After two promotions, Berazategui came close to promotion again in the 1988–89 season, finally winning its first championship in 1989–90. That season was obtained by Berazategui with a record of 44 matches without being defeated. The squad was coached by Juan Carlos "Lobo" Zerrillo, which formed a team with experienced players mostly, such as the goalkeeper Sergio García; defenders Ramón Peloso, Héctor Pereyra, and Víctor Chaile; midfielder Víctor Martínez (who was also the top scorer with 15 goals); and forwards Daniel Gauto and Daniel Lettieri.

The southern team played a total of 36 matches, winning 17 and drawing the remaining 19. The team scored 61 goals and only conceded 20.

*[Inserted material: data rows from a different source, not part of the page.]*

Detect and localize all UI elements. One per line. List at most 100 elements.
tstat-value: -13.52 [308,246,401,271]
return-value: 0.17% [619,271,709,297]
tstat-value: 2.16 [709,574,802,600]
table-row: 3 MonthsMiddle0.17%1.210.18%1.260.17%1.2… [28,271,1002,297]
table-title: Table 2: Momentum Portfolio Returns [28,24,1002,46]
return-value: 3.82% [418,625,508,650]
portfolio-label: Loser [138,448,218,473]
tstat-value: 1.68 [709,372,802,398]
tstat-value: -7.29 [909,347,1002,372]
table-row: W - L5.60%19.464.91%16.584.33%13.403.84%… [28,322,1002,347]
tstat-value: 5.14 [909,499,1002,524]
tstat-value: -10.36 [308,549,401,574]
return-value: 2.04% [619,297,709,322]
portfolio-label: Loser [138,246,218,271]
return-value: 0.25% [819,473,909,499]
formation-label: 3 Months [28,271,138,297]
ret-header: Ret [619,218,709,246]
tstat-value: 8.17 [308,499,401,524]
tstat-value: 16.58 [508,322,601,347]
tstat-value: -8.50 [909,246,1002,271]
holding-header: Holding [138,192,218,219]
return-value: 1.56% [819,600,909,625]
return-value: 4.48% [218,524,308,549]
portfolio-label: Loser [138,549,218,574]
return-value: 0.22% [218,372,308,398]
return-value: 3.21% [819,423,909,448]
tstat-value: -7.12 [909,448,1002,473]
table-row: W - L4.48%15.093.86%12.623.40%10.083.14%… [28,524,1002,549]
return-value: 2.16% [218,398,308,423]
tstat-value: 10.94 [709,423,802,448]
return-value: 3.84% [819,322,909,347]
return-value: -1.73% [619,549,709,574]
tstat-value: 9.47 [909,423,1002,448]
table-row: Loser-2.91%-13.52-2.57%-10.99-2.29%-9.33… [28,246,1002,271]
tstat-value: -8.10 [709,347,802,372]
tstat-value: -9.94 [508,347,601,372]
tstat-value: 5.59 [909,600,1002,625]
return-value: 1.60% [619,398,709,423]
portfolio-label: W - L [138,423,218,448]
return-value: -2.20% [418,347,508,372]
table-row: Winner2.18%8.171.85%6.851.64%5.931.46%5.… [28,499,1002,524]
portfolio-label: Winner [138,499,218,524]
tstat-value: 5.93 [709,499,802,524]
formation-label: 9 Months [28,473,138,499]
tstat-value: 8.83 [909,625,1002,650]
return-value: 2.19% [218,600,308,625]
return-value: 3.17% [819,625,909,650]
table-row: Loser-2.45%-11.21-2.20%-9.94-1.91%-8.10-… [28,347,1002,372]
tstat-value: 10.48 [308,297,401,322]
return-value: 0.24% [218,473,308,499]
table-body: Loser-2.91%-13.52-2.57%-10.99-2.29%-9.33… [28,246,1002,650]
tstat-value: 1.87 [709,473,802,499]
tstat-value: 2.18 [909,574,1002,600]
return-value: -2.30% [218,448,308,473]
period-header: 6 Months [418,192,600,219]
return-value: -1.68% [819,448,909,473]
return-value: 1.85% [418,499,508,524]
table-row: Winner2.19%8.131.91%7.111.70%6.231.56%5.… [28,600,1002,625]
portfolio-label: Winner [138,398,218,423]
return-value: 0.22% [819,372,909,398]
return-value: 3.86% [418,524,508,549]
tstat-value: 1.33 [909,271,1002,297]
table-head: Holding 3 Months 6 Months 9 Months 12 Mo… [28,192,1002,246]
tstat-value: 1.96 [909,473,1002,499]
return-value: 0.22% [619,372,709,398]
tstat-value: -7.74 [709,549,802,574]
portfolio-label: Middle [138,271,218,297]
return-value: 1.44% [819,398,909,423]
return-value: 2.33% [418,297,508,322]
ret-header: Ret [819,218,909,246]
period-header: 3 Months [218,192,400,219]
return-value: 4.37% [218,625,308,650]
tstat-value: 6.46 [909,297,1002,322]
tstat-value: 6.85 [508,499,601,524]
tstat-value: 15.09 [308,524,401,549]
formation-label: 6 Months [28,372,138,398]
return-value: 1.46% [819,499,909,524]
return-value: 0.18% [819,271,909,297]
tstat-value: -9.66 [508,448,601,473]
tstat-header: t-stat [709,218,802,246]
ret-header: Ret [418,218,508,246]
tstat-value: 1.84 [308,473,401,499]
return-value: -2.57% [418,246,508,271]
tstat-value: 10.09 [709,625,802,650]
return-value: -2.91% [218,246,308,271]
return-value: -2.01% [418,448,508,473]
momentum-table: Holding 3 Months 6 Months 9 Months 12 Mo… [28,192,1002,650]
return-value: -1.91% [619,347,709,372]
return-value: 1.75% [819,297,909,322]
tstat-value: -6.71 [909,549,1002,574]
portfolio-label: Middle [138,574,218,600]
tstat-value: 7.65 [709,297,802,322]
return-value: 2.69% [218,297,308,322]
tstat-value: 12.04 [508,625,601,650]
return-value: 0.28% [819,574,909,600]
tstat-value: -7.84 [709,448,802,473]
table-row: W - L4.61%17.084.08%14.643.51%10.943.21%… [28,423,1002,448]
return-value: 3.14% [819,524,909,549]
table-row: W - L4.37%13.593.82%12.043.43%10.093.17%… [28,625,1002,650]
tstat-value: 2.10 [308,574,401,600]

The second title won by Berazategui was the Primera C 2006–07 Apertura, which allowed the team to play a series for promoting to Primera C Metropolitana in the 2007–08 season after winning the playoffs.

== Stadium ==
At the Norman Lee Stadium, in the city of Berazategui, Province of Buenos Aires, the ADB plays as a local. The stadium's new grandstand has 15 concrete steps, and the renovated platea has 16 planks with seats. In the back of the stadium there is a parking lot with capacity for 80 vehicles. There are five radio booths to talk to the parties.
It receives the name of one of the benefactors of the sporting entity that contributed land for its construction. In 2007 a model was presented with the project of the new stadium, with capacity to accommodate 15,000 people seated, but never realized. At the end of 2010, several projects were presented that never prospered. Since 2012 a cement stand was being built where the visiting fans were located, but due to political conflicts, it was only inaugurated in 2016. Its measures are 15 steps high and 80 meters long, approximately.
The structures of the Tribunes of the Norman Lee are those of the Viejo Gasómetro (Old Gasometer) of San Lorenzo de Almagro.
The estate has 28 hectares, has a golf course, a driver to practice such sports, an equestrian club, and an auxiliary court for parties in the lower divisions of the club. The golf course is practically in disuse and without the adequate maintenance for the optimal development.